Procédure devant la Cour :

Par une requête enregistrée le 26 mars 2018 et un mémoire complémentaire enregistré le 27 avril 2018, le ministre de l'agriculture et de l'alimentation demande à la Cour :

1°) d'annuler le jugement n° 1602789 du 25 janvier 2018 du tribunal administratif de Paris ;

2°) de rejeter la demande du Fonds pour le développement durable de la pêche présentée devant le tribunal administratif de Paris.

Il soutient que :

- le jugement attaqué est insuffisamment motivé ;

- les décisions litigieuses étaient suffisamment motivées en droit et en fait ;

- ces décisions ne sont pas entachées d'erreur de droit car il était tenu d'entamer une procédure de recouvrement des aides après que la commission interministérielle de coordination des contrôles a constaté leur irrégularité.

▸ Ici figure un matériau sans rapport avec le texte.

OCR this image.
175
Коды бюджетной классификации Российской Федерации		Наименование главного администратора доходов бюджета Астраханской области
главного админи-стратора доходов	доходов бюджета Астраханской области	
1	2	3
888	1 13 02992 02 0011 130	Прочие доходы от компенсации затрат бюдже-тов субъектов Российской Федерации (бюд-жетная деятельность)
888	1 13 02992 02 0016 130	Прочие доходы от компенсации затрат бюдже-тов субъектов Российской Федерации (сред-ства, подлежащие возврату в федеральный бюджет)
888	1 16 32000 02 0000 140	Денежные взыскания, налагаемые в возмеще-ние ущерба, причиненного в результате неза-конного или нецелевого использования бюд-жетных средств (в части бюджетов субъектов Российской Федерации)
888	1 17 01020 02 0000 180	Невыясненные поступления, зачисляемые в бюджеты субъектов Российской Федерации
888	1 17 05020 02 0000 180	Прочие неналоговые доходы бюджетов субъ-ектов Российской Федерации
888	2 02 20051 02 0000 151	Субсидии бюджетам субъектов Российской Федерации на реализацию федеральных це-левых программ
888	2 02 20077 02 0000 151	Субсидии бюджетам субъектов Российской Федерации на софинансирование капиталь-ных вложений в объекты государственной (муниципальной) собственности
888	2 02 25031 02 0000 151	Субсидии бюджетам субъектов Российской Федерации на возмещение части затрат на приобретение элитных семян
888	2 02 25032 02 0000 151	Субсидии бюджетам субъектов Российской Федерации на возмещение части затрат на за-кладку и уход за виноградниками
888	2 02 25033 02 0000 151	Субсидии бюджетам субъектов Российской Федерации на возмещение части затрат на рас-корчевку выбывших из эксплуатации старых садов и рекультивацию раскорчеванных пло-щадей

Par un mémoire en défense enregistré le 31 octobre 2018, le Fonds pour le développement durable de la pêche et Me D...C..., son liquidateur judiciaire, représentés par

MeA..., concluent à titre principal au rejet de la requête, à titre subsidiaire à ce que la Cour condamne l'Etat à verser au Fonds une indemnité égale au montant des sommes en litige et en tout état de cause à ce qu'il soit mis la somme de 4 000 euros à la charge de l'État en application de l'article L. 761-1 du code de justice administrative.

Ils font valoir que :

- les décisions litigieuses sont insuffisamment motivées ;

- elles ont été illégalement prises, dès lors que le délai de prescription de quatre ans prévu par le droit de l'Union européenne ou celui de cinq ans prévu par l'article 2220 du code civil était expiré ;

- l'administration ne saurait exciper de sa propre faute ;

- le bénéficiaire des subventions a rempli ses obligations ;

- l'avenant n°3 à la convention de 2009 n'est pas irrégulier, dès lors qu'aucune disposition du droit de l'Union européenne n'interdit l'introduction de nouvelles mesures visant à réaliser le projet ni ne prescrit que les fonds alloués sont fixes et non révisables ;

- la récupération des sommes en cause se heurte à une impossibilité pratique, faute pour lui de disposer d'une trésorerie propre ;

- si la Cour estimait que le remboursement est dû au fait de l'illégalité du versement de l'aide, elle devrait condamner l'Etat pour faute.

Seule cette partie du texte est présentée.